Things began taking a dramatic turn about six years ago when I left a horrible, dead-end relationship with someone who was very much like my father. We had nothing meaningful in common, in fact, I was forced to hide parts of myself in order to remain in the relationship. It was terribly unfulfilling and I felt alone and stuck. Once I finally did manage to leave, I realized how much I had lost over the years with him… my home, most of my business, money, my health, my well-being, my self-respect and worst of all, I lost my will to live. I was suicidal. I was in a constant trauma response, and I felt afraid and alone.

When I left, I began to recognize the parallels between my life and my mother’s life. The similarities were profound. I was just like her. The only difference was that for me, suicide was not an option, and so I was forced to make the decision to live. This was a pivotal point, truly. I made the choice then and there, in December of 2015, that I would live, not merely exist, but I would do anything and everything necessary in order to create a life that I loved. With that choice, I would stop settling for less than I deserved and I would be my own advocate, no matter how challenging it might be — and it was challenging.

I shed the toxic relationships, habits and situations, one by one, and it took time. I started making better choices for myself.
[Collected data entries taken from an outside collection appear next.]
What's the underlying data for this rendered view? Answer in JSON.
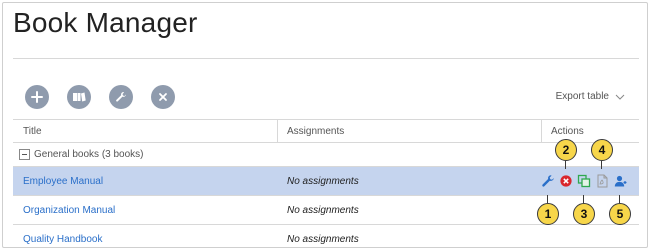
{
  "page": {
    "title": "Book Manager"
  },
  "toolbar": {
    "buttons": [
      {
        "icon": "plus-icon"
      },
      {
        "icon": "books-icon"
      },
      {
        "icon": "wrench-icon"
      },
      {
        "icon": "close-icon"
      }
    ],
    "export_label": "Export table"
  },
  "table": {
    "headers": {
      "title": "Title",
      "assignments": "Assignments",
      "actions": "Actions"
    },
    "group": {
      "label": "General books (3 books)"
    },
    "rows": [
      {
        "title": "Employee Manual",
        "assignments": "No assignments",
        "selected": true
      },
      {
        "title": "Organization Manual",
        "assignments": "No assignments",
        "selected": false
      },
      {
        "title": "Quality Handbook",
        "assignments": "No assignments",
        "selected": false
      }
    ]
  },
  "row_actions": [
    {
      "icon": "wrench-icon",
      "color": "#2a6fc9"
    },
    {
      "icon": "delete-icon",
      "color": "#d9262c"
    },
    {
      "icon": "duplicate-icon",
      "color": "#2fa84f"
    },
    {
      "icon": "pdf-icon",
      "color": "#9a9a9a"
    },
    {
      "icon": "assign-user-icon",
      "color": "#2a6fc9"
    }
  ],
  "callouts": [
    "1",
    "2",
    "3",
    "4",
    "5"
  ],
  "colors": {
    "accent_link": "#2a6fc9",
    "selected_row": "#c5d4ee",
    "toolbar_button": "#8f9bad",
    "callout_fill": "#f7d64a"
  }
}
I found a wonderful man who is good for me. A lot changed. As these changes were taking place, I was doing a lot of healing work on my relationship with my mother’s death. In particular, I was working to let go of the responsibility for it I had taken for so long, and little by little, the pattern was falling away. I began to see more clearly that I actually had nothing to do with the death of my mother, she made the choices she made and none of those choices had anything to do with me. None of the responsibility belonged to me. It was not mine to compensate for, to make up for, to correct or to beat myself up over. I did not have to allow it to continue to run my life. Finally, it all fell away. It was extremely painful, and yet, it was quite possibly the best thing that has ever happened.

It has taken a few months for me to adjust to what happened, to the event that felt like a breakdown… the breakdown that was years in building up, and the almost lifelong pattern of coping that would collapse all in one moment. Now I am free to be who I am and there is nothing left to prove or make right. Now I finally get to live my life for myself.